Die Tendenz ist eindeutig: Ob Women-Running-Night, Schwangerschaftssport oder Akademikerinnen-Yoga, ob dies, ob das - wir versuchen uns alle zu optimieren. Laufhosen. Bauchfrei. Ich habe keinen Bock mehr. Bester Abschluss. Beste Feministin mit der richtigsten Ansicht. Antideutscher als alle anderen. Das neuste Modell Schuhe. Schönste Selfies. Vegan. Biomarkt. Das tollste Haustier. Optimaler Haarschnitt. Alles im Griff haben. Kleidung, die der Figur schmeichelt. Und die Gesellschaft steuert auch ein nicht so unwesentliches Portiönchen Druck dazu. Optisch, psychologisch, sozial und auf allen anderen erdenkbaren Wegen - es geht immer etwas besser.
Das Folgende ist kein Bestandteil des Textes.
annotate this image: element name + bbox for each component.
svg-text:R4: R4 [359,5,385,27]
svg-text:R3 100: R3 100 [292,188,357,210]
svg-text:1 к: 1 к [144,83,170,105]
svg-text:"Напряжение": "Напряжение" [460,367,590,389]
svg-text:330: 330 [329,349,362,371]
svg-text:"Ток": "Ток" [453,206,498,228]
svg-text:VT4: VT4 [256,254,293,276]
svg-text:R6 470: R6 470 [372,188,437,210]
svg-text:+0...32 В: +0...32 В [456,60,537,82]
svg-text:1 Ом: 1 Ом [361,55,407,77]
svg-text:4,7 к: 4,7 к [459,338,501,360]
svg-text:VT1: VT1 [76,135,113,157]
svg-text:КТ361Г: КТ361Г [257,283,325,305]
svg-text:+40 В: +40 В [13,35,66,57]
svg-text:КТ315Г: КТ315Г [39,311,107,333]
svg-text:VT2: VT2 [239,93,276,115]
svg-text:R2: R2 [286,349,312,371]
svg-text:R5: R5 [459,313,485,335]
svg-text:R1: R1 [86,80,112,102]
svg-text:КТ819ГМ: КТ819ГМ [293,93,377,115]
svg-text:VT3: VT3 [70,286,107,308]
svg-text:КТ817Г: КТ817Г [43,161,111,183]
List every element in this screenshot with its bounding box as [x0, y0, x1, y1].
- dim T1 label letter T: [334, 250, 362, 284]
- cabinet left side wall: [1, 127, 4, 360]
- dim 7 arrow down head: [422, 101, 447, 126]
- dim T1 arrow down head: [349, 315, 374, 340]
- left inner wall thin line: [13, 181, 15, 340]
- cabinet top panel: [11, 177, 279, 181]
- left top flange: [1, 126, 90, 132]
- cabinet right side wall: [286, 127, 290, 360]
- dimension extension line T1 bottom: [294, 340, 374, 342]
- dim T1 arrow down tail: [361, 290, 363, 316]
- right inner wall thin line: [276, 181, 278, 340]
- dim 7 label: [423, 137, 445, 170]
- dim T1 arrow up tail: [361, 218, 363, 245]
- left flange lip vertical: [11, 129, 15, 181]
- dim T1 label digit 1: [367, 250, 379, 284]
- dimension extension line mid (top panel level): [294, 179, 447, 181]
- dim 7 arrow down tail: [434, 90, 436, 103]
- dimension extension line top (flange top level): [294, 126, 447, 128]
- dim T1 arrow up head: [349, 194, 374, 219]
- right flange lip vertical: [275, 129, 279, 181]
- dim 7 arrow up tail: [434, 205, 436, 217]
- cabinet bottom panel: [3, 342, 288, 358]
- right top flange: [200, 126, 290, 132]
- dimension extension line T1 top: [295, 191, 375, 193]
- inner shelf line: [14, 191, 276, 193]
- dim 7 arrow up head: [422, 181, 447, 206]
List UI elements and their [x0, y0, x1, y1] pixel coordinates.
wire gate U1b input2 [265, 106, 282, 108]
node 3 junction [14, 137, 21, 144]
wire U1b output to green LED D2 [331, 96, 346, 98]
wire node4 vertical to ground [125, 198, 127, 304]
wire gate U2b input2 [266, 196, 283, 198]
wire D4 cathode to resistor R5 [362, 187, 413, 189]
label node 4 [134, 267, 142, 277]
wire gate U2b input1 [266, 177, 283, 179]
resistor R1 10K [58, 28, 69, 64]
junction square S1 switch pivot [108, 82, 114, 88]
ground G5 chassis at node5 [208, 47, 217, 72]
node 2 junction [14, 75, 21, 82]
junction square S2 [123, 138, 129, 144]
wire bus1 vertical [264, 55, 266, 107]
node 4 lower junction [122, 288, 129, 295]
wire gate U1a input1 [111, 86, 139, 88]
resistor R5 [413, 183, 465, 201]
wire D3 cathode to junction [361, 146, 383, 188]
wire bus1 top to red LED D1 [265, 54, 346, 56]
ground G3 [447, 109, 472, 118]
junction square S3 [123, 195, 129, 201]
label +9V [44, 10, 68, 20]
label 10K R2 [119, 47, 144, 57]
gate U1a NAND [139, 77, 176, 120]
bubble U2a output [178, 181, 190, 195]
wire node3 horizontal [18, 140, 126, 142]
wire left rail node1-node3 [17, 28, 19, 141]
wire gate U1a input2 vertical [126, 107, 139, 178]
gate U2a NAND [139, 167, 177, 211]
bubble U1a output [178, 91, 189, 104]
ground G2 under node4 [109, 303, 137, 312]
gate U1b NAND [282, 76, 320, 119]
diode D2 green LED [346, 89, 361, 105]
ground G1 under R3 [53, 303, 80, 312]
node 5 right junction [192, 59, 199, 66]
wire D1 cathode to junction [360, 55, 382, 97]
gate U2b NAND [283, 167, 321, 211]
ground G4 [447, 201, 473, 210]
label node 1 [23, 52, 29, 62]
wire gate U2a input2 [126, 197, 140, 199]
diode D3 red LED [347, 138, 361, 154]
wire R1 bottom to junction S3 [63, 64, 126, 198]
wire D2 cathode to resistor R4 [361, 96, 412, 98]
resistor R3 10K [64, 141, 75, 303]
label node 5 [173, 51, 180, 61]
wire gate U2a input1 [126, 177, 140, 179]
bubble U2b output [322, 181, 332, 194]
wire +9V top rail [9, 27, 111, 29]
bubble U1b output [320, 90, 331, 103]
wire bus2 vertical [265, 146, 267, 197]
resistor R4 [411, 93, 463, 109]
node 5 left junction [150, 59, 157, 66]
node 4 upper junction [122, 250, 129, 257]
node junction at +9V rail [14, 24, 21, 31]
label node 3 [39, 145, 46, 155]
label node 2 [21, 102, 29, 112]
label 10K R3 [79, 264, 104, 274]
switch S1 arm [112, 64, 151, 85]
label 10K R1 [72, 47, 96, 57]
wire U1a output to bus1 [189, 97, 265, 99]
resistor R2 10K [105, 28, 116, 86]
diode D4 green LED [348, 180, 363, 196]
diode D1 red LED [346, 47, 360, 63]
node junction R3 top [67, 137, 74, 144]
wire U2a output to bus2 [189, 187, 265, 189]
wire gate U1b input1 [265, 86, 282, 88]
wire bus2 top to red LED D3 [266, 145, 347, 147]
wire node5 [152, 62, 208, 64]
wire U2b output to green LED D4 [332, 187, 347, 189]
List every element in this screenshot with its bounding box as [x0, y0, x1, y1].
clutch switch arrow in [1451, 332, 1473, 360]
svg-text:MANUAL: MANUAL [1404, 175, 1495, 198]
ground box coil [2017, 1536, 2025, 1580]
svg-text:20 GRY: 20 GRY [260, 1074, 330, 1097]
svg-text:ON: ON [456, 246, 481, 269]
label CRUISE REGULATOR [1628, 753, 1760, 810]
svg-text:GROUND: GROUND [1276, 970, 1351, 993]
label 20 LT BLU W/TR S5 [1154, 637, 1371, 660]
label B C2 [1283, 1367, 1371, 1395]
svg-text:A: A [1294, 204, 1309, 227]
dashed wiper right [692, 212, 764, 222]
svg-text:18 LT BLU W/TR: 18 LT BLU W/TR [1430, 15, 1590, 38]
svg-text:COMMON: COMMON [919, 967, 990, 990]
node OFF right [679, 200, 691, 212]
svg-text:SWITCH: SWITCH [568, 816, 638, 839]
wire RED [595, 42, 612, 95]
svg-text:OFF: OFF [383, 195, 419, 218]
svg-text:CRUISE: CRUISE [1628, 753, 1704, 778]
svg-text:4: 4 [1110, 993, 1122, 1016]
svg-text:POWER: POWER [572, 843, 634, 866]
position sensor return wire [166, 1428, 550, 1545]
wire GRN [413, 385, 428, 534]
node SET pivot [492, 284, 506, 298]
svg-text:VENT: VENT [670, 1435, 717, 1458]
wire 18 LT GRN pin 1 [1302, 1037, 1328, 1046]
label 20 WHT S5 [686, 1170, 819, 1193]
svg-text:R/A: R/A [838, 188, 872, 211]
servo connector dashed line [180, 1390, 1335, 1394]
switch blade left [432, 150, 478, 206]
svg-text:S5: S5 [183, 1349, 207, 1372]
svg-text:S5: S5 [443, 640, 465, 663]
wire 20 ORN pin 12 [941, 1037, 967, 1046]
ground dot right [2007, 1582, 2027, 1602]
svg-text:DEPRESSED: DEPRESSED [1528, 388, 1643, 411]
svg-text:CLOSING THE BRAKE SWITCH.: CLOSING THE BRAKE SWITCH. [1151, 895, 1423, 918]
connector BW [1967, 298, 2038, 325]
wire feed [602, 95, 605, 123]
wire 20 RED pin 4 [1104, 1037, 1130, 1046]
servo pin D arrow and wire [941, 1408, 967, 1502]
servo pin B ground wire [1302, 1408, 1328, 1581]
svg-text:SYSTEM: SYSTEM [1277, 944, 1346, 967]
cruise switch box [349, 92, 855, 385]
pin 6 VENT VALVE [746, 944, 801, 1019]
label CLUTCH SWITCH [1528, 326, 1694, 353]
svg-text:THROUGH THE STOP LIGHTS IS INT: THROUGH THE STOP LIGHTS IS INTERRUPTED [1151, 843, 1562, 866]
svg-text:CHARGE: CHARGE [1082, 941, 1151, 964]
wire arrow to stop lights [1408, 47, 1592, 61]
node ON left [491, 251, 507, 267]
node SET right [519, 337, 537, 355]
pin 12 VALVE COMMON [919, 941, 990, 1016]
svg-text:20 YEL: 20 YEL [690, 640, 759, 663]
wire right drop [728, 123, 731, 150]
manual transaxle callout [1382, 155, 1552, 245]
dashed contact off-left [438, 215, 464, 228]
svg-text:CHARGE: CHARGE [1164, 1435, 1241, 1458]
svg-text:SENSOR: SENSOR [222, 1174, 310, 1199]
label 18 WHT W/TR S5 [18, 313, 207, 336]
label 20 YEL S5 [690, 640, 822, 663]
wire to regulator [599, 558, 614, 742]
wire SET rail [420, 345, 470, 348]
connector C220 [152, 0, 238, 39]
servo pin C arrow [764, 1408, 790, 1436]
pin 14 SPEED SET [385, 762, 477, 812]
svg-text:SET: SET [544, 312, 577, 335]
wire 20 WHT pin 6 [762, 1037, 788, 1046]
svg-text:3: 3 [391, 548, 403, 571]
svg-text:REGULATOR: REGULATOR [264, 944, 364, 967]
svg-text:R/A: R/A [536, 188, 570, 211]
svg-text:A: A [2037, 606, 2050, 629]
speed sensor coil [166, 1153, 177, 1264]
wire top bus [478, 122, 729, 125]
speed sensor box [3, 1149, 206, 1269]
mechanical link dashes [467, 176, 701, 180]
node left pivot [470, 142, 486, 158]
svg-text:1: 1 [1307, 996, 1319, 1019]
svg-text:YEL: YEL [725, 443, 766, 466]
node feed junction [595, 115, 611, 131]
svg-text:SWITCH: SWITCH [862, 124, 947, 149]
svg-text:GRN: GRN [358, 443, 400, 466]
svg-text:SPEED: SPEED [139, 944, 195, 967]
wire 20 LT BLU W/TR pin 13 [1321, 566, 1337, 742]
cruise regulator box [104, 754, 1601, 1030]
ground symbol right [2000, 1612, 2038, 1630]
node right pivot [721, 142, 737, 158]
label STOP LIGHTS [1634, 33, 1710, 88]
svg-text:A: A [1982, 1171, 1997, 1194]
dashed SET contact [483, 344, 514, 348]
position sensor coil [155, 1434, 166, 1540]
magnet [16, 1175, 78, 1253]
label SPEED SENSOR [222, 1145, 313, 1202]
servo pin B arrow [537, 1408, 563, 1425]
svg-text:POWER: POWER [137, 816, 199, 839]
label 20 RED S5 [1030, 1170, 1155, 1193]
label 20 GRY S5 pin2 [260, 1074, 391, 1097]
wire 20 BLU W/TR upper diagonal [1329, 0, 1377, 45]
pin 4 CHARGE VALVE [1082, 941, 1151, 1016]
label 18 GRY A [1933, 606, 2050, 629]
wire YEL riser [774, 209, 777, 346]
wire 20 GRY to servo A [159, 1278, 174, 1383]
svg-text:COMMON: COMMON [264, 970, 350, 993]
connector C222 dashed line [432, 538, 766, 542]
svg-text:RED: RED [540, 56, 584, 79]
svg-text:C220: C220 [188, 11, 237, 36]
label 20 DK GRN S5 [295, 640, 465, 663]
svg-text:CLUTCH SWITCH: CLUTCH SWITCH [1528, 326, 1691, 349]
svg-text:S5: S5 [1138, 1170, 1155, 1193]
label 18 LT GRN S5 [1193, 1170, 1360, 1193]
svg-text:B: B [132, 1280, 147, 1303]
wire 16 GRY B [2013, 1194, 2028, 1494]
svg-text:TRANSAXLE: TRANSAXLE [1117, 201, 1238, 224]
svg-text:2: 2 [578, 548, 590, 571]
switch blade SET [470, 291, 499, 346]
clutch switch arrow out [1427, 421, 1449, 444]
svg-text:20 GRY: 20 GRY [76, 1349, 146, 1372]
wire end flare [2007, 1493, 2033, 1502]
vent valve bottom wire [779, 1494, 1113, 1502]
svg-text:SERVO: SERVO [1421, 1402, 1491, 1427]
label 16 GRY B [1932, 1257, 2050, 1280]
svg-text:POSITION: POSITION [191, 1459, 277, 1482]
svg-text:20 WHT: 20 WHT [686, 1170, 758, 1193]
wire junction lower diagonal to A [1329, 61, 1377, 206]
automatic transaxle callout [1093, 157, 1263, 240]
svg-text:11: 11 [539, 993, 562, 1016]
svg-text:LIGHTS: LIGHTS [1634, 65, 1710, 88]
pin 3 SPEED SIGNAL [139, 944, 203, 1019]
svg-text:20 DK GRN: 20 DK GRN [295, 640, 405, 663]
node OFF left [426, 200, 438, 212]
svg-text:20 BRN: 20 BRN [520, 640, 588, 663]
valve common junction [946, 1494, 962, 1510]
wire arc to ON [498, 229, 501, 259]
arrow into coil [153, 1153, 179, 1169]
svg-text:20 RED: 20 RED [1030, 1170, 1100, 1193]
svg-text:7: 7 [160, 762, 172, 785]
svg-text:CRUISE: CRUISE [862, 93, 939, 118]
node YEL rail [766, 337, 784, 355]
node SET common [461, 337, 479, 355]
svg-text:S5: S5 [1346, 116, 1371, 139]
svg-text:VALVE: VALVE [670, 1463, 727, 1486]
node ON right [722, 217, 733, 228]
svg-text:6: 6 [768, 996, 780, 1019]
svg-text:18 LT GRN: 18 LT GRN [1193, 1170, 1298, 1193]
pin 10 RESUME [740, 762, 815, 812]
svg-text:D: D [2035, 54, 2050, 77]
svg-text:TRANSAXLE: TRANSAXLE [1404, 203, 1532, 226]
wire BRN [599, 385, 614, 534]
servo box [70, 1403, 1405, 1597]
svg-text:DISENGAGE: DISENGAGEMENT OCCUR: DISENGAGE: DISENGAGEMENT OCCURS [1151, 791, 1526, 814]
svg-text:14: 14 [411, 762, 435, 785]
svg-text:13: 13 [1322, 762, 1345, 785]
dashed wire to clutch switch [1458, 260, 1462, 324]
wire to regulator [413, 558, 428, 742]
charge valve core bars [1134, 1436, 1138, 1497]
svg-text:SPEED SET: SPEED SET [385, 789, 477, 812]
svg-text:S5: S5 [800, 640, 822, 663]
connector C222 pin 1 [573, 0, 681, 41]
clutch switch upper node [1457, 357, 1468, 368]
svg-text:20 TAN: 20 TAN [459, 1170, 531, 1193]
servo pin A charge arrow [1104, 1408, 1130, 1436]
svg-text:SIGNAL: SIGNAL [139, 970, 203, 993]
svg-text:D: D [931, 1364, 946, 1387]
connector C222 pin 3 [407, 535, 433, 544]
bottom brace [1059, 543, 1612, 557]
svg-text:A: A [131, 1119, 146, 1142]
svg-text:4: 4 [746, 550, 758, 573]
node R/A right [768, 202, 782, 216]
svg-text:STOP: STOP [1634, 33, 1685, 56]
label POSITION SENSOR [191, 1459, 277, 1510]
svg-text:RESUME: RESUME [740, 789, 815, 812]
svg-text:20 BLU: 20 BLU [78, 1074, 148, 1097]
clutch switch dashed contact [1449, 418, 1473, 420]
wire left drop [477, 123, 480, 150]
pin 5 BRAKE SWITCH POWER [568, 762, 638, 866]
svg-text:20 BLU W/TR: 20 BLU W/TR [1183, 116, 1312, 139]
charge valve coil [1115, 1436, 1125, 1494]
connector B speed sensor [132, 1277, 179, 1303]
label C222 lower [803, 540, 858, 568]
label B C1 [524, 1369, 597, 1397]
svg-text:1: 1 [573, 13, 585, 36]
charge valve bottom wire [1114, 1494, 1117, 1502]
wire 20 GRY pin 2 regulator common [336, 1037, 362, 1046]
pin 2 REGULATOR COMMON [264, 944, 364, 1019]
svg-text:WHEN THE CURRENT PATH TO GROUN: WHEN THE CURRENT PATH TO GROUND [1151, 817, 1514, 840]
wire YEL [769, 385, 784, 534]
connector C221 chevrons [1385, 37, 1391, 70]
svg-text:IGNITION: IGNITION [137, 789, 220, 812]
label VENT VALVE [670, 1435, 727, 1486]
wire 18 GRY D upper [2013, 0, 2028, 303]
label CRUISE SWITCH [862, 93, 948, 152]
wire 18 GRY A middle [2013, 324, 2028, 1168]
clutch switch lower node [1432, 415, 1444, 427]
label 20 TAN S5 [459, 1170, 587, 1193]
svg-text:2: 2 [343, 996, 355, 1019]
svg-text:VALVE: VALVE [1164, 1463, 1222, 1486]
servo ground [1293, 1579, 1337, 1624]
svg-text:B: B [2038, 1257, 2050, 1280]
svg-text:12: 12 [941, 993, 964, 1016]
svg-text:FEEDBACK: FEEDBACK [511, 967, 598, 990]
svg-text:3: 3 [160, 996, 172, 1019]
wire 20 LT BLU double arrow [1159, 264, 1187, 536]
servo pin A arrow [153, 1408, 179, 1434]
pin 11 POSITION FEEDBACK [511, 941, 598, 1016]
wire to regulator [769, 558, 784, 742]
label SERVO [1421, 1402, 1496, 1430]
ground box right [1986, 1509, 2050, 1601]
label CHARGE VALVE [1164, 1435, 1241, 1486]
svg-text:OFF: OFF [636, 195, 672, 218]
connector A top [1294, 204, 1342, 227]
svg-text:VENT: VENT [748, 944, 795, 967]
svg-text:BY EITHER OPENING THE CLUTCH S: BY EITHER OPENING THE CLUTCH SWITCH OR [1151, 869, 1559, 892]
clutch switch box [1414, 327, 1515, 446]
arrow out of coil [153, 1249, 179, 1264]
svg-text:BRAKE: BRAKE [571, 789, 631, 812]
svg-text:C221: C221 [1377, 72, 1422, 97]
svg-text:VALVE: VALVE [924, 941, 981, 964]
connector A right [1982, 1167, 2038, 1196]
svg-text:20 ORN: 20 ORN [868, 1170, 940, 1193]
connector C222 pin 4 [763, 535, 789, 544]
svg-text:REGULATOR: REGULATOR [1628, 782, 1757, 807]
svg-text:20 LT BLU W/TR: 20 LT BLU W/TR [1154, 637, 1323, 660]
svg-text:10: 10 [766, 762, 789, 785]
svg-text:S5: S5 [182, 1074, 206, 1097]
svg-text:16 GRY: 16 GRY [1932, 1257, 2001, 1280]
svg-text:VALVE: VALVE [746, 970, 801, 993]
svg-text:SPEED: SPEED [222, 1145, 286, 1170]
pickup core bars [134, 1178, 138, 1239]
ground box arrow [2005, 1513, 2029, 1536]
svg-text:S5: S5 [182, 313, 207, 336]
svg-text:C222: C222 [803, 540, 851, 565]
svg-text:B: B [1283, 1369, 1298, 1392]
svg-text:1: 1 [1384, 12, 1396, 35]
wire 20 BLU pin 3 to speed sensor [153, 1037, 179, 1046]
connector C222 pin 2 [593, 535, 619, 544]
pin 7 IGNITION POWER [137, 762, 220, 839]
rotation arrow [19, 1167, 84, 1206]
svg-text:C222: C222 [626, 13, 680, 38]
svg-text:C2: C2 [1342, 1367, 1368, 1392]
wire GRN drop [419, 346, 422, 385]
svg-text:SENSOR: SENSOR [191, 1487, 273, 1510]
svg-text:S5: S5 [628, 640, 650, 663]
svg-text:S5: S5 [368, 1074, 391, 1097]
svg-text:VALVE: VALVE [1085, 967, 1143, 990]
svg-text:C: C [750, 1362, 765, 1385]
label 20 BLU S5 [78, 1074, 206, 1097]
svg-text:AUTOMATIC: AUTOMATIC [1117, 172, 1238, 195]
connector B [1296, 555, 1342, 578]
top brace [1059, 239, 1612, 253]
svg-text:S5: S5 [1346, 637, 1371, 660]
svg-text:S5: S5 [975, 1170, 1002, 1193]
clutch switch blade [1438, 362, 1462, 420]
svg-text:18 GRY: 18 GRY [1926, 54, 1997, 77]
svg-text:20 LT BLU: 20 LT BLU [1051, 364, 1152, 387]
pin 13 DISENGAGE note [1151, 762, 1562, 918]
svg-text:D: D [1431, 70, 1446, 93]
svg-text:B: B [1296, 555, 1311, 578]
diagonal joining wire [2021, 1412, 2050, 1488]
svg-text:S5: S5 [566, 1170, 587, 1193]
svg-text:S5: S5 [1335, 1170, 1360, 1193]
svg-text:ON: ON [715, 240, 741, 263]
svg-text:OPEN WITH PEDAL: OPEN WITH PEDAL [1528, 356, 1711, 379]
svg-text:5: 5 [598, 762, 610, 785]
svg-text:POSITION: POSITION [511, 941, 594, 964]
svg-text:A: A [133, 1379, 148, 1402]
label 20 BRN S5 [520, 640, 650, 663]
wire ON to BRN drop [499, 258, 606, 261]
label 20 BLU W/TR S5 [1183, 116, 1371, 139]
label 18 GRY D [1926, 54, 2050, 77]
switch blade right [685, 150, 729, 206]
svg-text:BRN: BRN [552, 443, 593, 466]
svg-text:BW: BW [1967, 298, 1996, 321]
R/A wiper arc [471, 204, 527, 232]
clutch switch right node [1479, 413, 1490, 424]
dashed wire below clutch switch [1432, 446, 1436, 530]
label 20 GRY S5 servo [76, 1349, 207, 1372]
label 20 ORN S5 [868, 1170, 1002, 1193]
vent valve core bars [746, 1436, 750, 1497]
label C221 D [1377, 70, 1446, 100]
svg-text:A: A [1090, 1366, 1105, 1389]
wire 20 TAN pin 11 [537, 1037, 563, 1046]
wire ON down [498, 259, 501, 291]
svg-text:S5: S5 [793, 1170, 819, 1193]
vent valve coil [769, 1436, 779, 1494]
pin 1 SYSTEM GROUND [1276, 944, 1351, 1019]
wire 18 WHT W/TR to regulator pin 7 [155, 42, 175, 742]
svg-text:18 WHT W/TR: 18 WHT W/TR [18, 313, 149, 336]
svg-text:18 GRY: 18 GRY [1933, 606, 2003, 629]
Wir verlieren also am laufenden Stück gegen die Vorstellung, die wir von einem besseren Selbst haben. Aber was bedeutet das überhaupt? Sich optimieren? Sich verbessern? Gibt es überhaupt eine bessere Version von sich selbst? Ist es nicht respektlos gegenüber sich selbst und den Menschen, die einen als Person lieben, wenn man sich durch Teilhabe an Optimierung in seiner jetzigen Person selber herabwürdigt? In seinen Bedürfnissen und Ideen? Wenn man seine Gegenwart opfert? Entwürdigt man sich damit nicht? Ist es nicht eigentlich eine unfassbare Unverschämtheit sich selber als schlechtere Version von sich selbst zu verstehen?
Im Ernst: Ich bin die beste Version, die es von mir gibt!
Führen wir uns unsere eigene Person vor Augen. Lernen wir halt mal uns nicht nur als “nicht optimal” zu akzeptieren, sondern eben dieser nicht-optimalen Person den Vorzug über die langweilige Optimalversion zu geben. Sie mehr zu schätzen. Uns dafür zu lieben, dass wir uns nachts um halb vier noch drei Pizzen nach zwei Flaschen Suff in den Backofen stellen und am nächsten Tag verpennen und mit schmutziger Unterwäsche zur Arbeit hechten. Ist das nicht lustig? Haben wir damit nicht Größe bewiesen? Und dafür brauch es nichtmal einen dummen Hashtag und einen aussagelose Kampagne von der Stange einer verschissenen Mineralwassermarke, die am Ende doch nur wieder Kundinnen binden will, die “etwas anderes ticken”, aber “trotzdem auf sich achten”. Ich will hier nichts von #100happydays oder #sizezero Dreck hören. Ich will verdammt nochmal, dass ihr euch etwas entspannt in dieser Welt!
Zum Abschluss meine zwei schönster Fail-Moment der letzten beiden Wochen in optisch nicht so ansprechender Form. Und ich finde mich trotzdem noch ziemlich in Ordnung. Und die Pizzen auch.